Yerde yatan bir pabucun başka bir çağrışımı olamaz gibi geliyordu bana. Genellikle olduğu gibi, hayat beni yine düzeltti. Bana bir kez daha ayar verdi. Artık alıştım, ses çıkarmıyorum.
Neymiş? Pabuç denen şey meğer bambaşka anlamlara da gelebiliyormuş.
Evet. Selçuk Özbek’in IMF Başkanı Dominique Strauss Kahn’a fırlattığı pabuçtan söz ediyorum. Kahn’a doğru uçup yere inen bu ayakkabıya bakınca, geçenlerde yazdığım şeyleri gözden geçirmek zorunda kaldım. Semboller insanı yanıltabiliyor.
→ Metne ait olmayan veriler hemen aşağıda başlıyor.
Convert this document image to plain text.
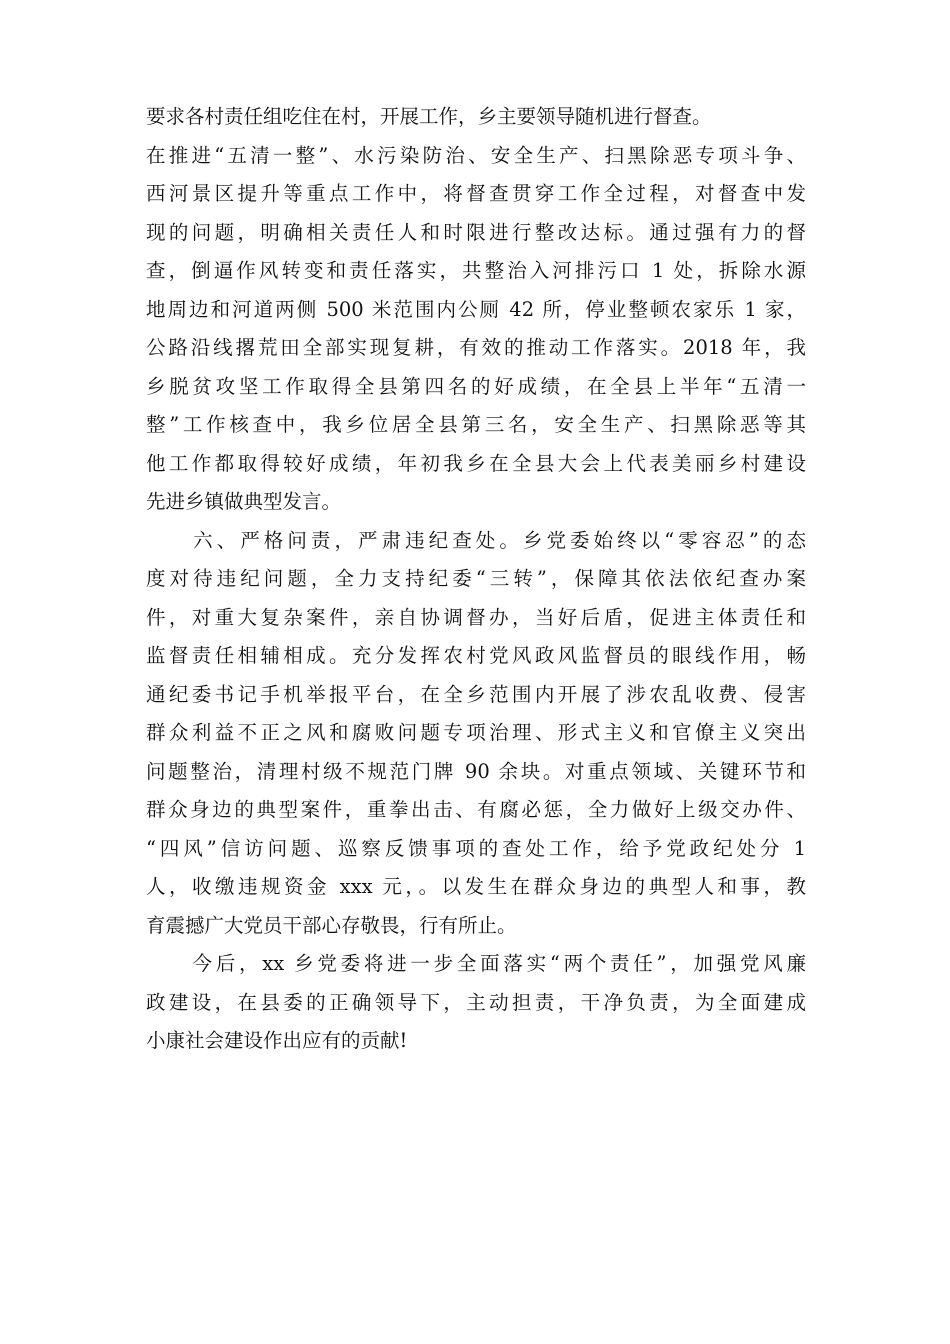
要求各村责任组吃住在村，开展工作，乡主要领导随机进行督查。
在推进“五清一整”、水污染防治、安全生产、扫黑除恶专项斗争、
西河景区提升等重点工作中，将督查贯穿工作全过程，对督查中发
现的问题，明确相关责任人和时限进行整改达标。通过强有力的督
查，倒逼作风转变和责任落实，共整治入河排污口 1 处，拆除水源
地周边和河道两侧 500 米范围内公厕 42 所，停业整顿农家乐 1 家，
公路沿线撂荒田全部实现复耕，有效的推动工作落实。2018 年，我
乡脱贫攻坚工作取得全县第四名的好成绩，在全县上半年“五清一
整”工作核查中，我乡位居全县第三名，安全生产、扫黑除恶等其
他工作都取得较好成绩，年初我乡在全县大会上代表美丽乡村建设
先进乡镇做典型发言。
　　六、严格问责，严肃违纪查处。乡党委始终以“零容忍”的态
度对待违纪问题，全力支持纪委“三转”，保障其依法依纪查办案
件，对重大复杂案件，亲自协调督办，当好后盾，促进主体责任和
监督责任相辅相成。充分发挥农村党风政风监督员的眼线作用，畅
通纪委书记手机举报平台，在全乡范围内开展了涉农乱收费、侵害
群众利益不正之风和腐败问题专项治理、形式主义和官僚主义突出
问题整治，清理村级不规范门牌 90 余块。对重点领域、关键环节和
群众身边的典型案件，重拳出击、有腐必惩，全力做好上级交办件、
“四风”信访问题、巡察反馈事项的查处工作，给予党政纪处分 1
人，收缴违规资金 xxx 元，。以发生在群众身边的典型人和事，教
育震撼广大党员干部心存敬畏，行有所止。
　　今后，xx 乡党委将进一步全面落实“两个责任”，加强党风廉
政建设，在县委的正确领导下，主动担责，干净负责，为全面建成
小康社会建设作出应有的贡献!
Yerde yatan her ayakkabı bir kaybın, bir yenilginin işareti olmak zorunda değilmiş meğer. Bazan da bir isyanın, bir reddin, bir inadın simgesi de olabiliyormuş.
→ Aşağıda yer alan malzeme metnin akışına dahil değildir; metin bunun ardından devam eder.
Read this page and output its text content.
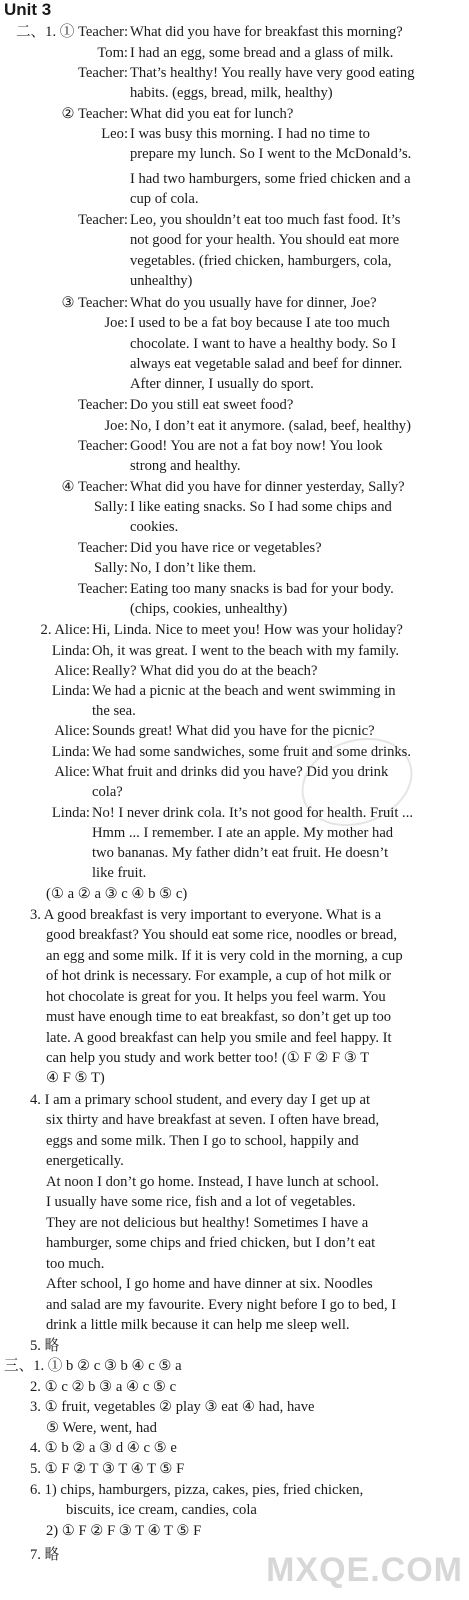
Unit 3
二、1. ① Teacher:
Tom:
Teacher:
② Teacher:
Leo:
Teacher:
③ Teacher:
Joe:
Teacher:
Joe:
Teacher:
④ Teacher:
Sally:
Teacher:
Sally:
Teacher:
2. Alice:
Linda:
Alice:
Linda:
Alice:
Linda:
Alice:
Linda:
What did you have for breakfast this morning?
I had an egg, some bread and a glass of milk.
That’s healthy! You really have very good eating
habits. (eggs, bread, milk, healthy)
What did you eat for lunch?
I was busy this morning. I had no time to
prepare my lunch. So I went to the McDonald’s.
I had two hamburgers, some fried chicken and a
cup of cola.
Leo, you shouldn’t eat too much fast food. It’s
not good for your health. You should eat more
vegetables. (fried chicken, hamburgers, cola,
unhealthy)
What do you usually have for dinner, Joe?
I used to be a fat boy because I ate too much
chocolate. I want to have a healthy body. So I
always eat vegetable salad and beef for dinner.
After dinner, I usually do sport.
Do you still eat sweet food?
No, I don’t eat it anymore. (salad, beef, healthy)
Good! You are not a fat boy now! You look
strong and healthy.
What did you have for dinner yesterday, Sally?
I like eating snacks. So I had some chips and
cookies.
Did you have rice or vegetables?
No, I don’t like them.
Eating too many snacks is bad for your body.
(chips, cookies, unhealthy)
Hi, Linda. Nice to meet you! How was your holiday?
Oh, it was great. I went to the beach with my family.
Really? What did you do at the beach?
We had a picnic at the beach and went swimming in
the sea.
Sounds great! What did you have for the picnic?
We had some sandwiches, some fruit and some drinks.
What fruit and drinks did you have? Did you drink
cola?
No! I never drink cola. It’s not good for health. Fruit ...
Hmm ... I remember. I ate an apple. My mother had
two bananas. My father didn’t eat fruit. He doesn’t
like fruit.
(① a ② a ③ c ④ b ⑤ c)
3. A good breakfast is very important to everyone. What is a
good breakfast? You should eat some rice, noodles or bread,
an egg and some milk. If it is very cold in the morning, a cup
of hot drink is necessary. For example, a cup of hot milk or
hot chocolate is great for you. It helps you feel warm. You
must have enough time to eat breakfast, so don’t get up too
late. A good breakfast can help you smile and feel happy. It
can help you study and work better too! (① F ② F ③ T
④ F ⑤ T)
4. I am a primary school student, and every day I get up at
six thirty and have breakfast at seven. I often have bread,
eggs and some milk. Then I go to school, happily and
energetically.
At noon I don’t go home. Instead, I have lunch at school.
I usually have some rice, fish and a lot of vegetables.
They are not delicious but healthy! Sometimes I have a
hamburger, some chips and fried chicken, but I don’t eat
too much.
After school, I go home and have dinner at six. Noodles
and salad are my favourite. Every night before I go to bed, I
drink a little milk because it can help me sleep well.
5. 略
三、1. ① b ② c ③ b ④ c ⑤ a
2. ① c ② b ③ a ④ c ⑤ c
3. ① fruit, vegetables ② play ③ eat ④ had, have
⑤ Were, went, had
4. ① b ② a ③ d ④ c ⑤ e
5. ① F ② T ③ T ④ T ⑤ F
6. 1) chips, hamburgers, pizza, cakes, pies, fried chicken,
biscuits, ice cream, candies, cola
2) ① F ② F ③ T ④ T ⑤ F
7. 略	MXQE.COM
Bugün okulda hep bu pabuç  konuşuluyordu. Kimi öğrencilerin gözlerinde muzip pırıltılar gördüm. Bunlar geçmişte, kariyer günlerine katılmak için gelen Shell yetkililerini bir odaya kilitleyen ve Koç Holding insan kaynakları ekibine koç yumurtası atarak “Köle pazarı istemiyoruz” diye bağıranlardı belki de. Üniversitelerin şirketlere adam yetiştiren birer “iş adamı otomatı” olmaktan ziyade, eğitim kurumları olduğunun hatırlanması için düşünülmüş eylemlerdi bunlar. Selçuk Özbek’inki de öyleydi. Bilgi Üniversitesi’nin salonuna düşen pabucu, bütün yaratıcı eylemlerde olduğu gibi etrafa mizahla karışık bir canlılık yayıyordu.
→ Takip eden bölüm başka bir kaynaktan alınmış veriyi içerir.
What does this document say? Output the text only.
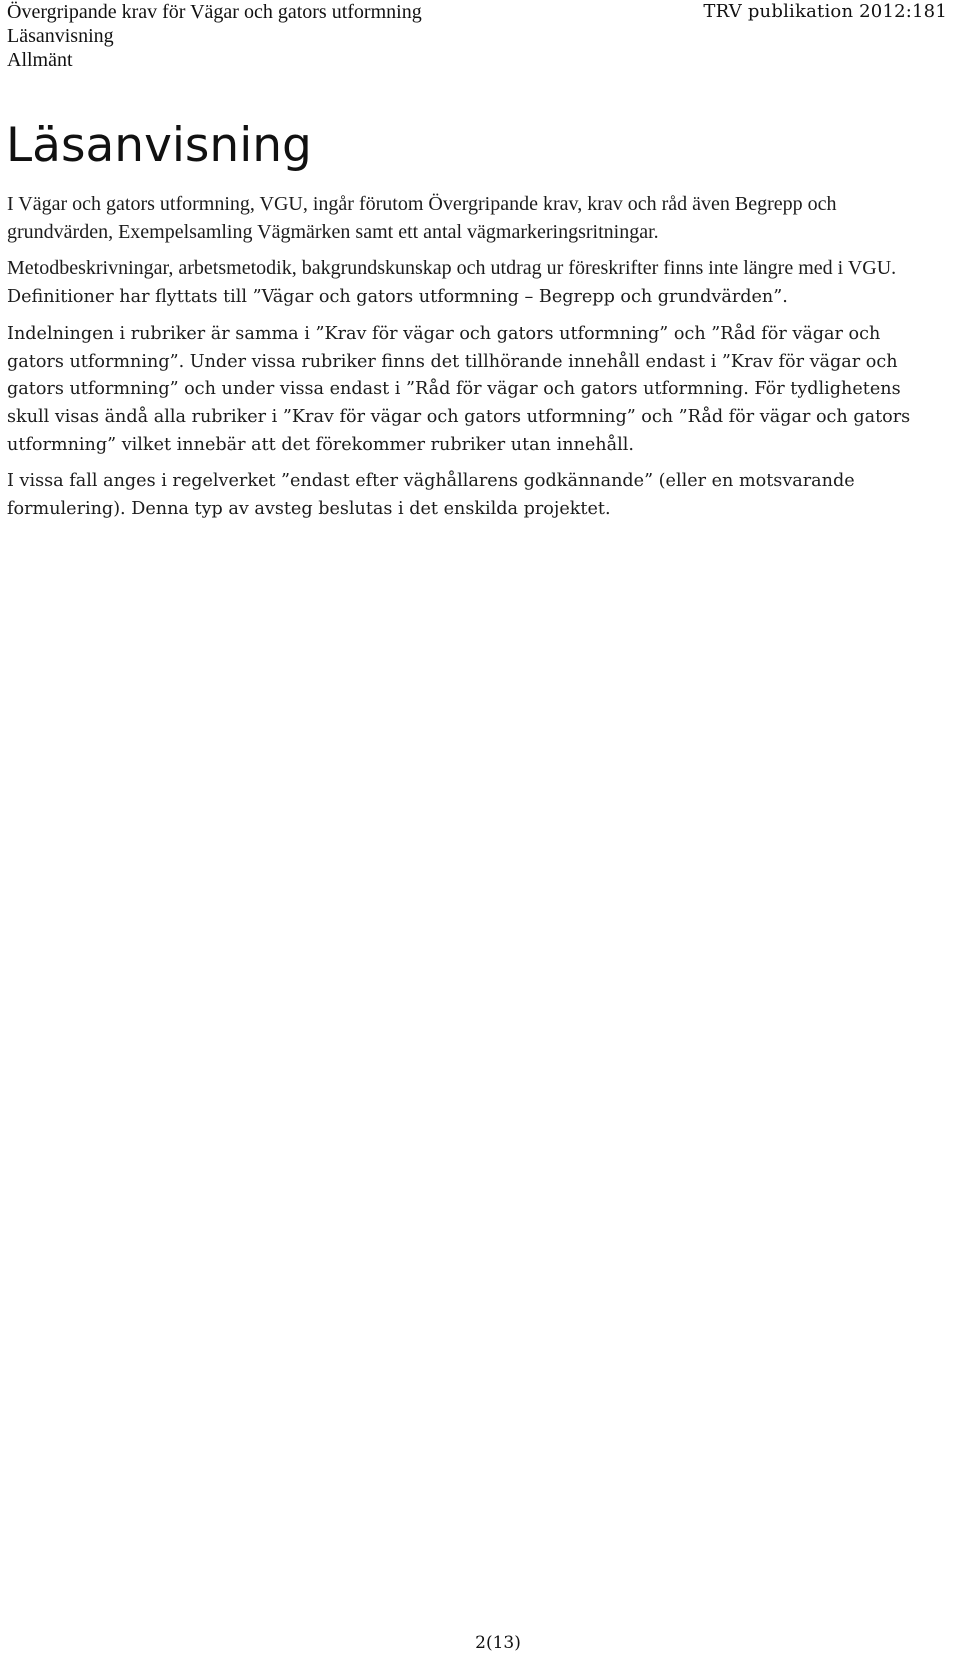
Övergripande krav för Vägar och gators utformning	TRV publikation 2012:181
Läsanvisning
Allmänt
Läsanvisning

I Vägar och gators utformning, VGU, ingår förutom Övergripande krav, krav och råd även Begrepp och grundvärden, Exempelsamling Vägmärken samt ett antal vägmarkeringsritningar.

Metodbeskrivningar, arbetsmetodik, bakgrundskunskap och utdrag ur föreskrifter finns inte längre med i VGU. Definitioner har flyttats till ”Vägar och gators utformning – Begrepp och grundvärden”.

Indelningen i rubriker är samma i ”Krav för vägar och gators utformning” och ”Råd för vägar och gators utformning”. Under vissa rubriker finns det tillhörande innehåll endast i ”Krav för vägar och gators utformning” och under vissa endast i ”Råd för vägar och gators utformning. För tydlighetens skull visas ändå alla rubriker i ”Krav för vägar och gators utformning” och ”Råd för vägar och gators utformning” vilket innebär att det förekommer rubriker utan innehåll.

I vissa fall anges i regelverket ”endast efter väghållarens godkännande” (eller en motsvarande formulering). Denna typ av avsteg beslutas i det enskilda projektet.

2(13)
Hayır demenin en etkili yolu buydu çünkü. IMF’nin gücüyle baş etmenin yolu onunla tartışmaktan değil, ona gülmekten, onu kahkahayla alt etmekten geçiyordu. Bir an için bile olsa, Selçuk’un pabucu bu etkiyi yarattı. IMF Başkanı Kahn etrafında yaratılan büyüyü bozan ve kendini ciddiye alan bütün bu “büyük” adamları birer panayır kuklası haline getiren bir “densizlik” oldu bu.
Günlerdir şehrin her tarafına yerleştirilen “Hoşgeldin IMF!” ilanlarıyla pekiştirilen ağır hava sonunda dağıldı.
Selçuk hepimiz için konuştu. Plazalarda yaşanan donuk ve renksiz hayata, bize bundan başka bir seçeneğimiz olmadığını söyleyenlere, hayatımızdan ışığı ve umudu çalanlara bir cevabımız olduğunu gösterdi.
Biz dediğim kimdir? Başka bir hayatın mümkün olduğuna inananlar. İnsanların ölene kadar köle gibi çalıştırılmadığı, geceleri eve iş getirmek yerine sevgilileriyle sahilde yürüyüşe çıkabildiği, hazzı değil de mutluluğu hedeflediği, tüketmektense yaratmayı tercih ettiği bir hayatı özleyenler.
Kazandık mı? Hayır. Daha değil. Ama böyle yenilmekte beis yoktur. Kazanmamız için daha kaç  kişinin pabucunu dev şirketlerin, medya patronlarının, plazaların suratına atması gerekecek, kim bilir. Selçuk Özbek’in pabucunun izi IMF’in yüzünde kaldı mı, kalmadı mı? Mesele budur. O kadar öğrencinin kuzu kuzu IMF’nin nakaratlarını dinlemesi, hiç bir tepki göstermeden kendisine söylenenleri alıp cebine koyması, işte en fenası bu olurdu. Bu beyefendiler karşısında asıl yenilgi bu olurdu.
Böyle zamanlarda şimdi uzaklarda olan bir dostumun sesini duyar gibi olurum.  Beckett’in meşhur lafını söyler bana: “Hep denedin. Hep yenildin. Önemi yok. Yine dene. Yine yenil. Daha iyi yenil.”
Böyle bir inatla yenilmenin iyi bir yenilgi olmadığını kim söyleyebilir.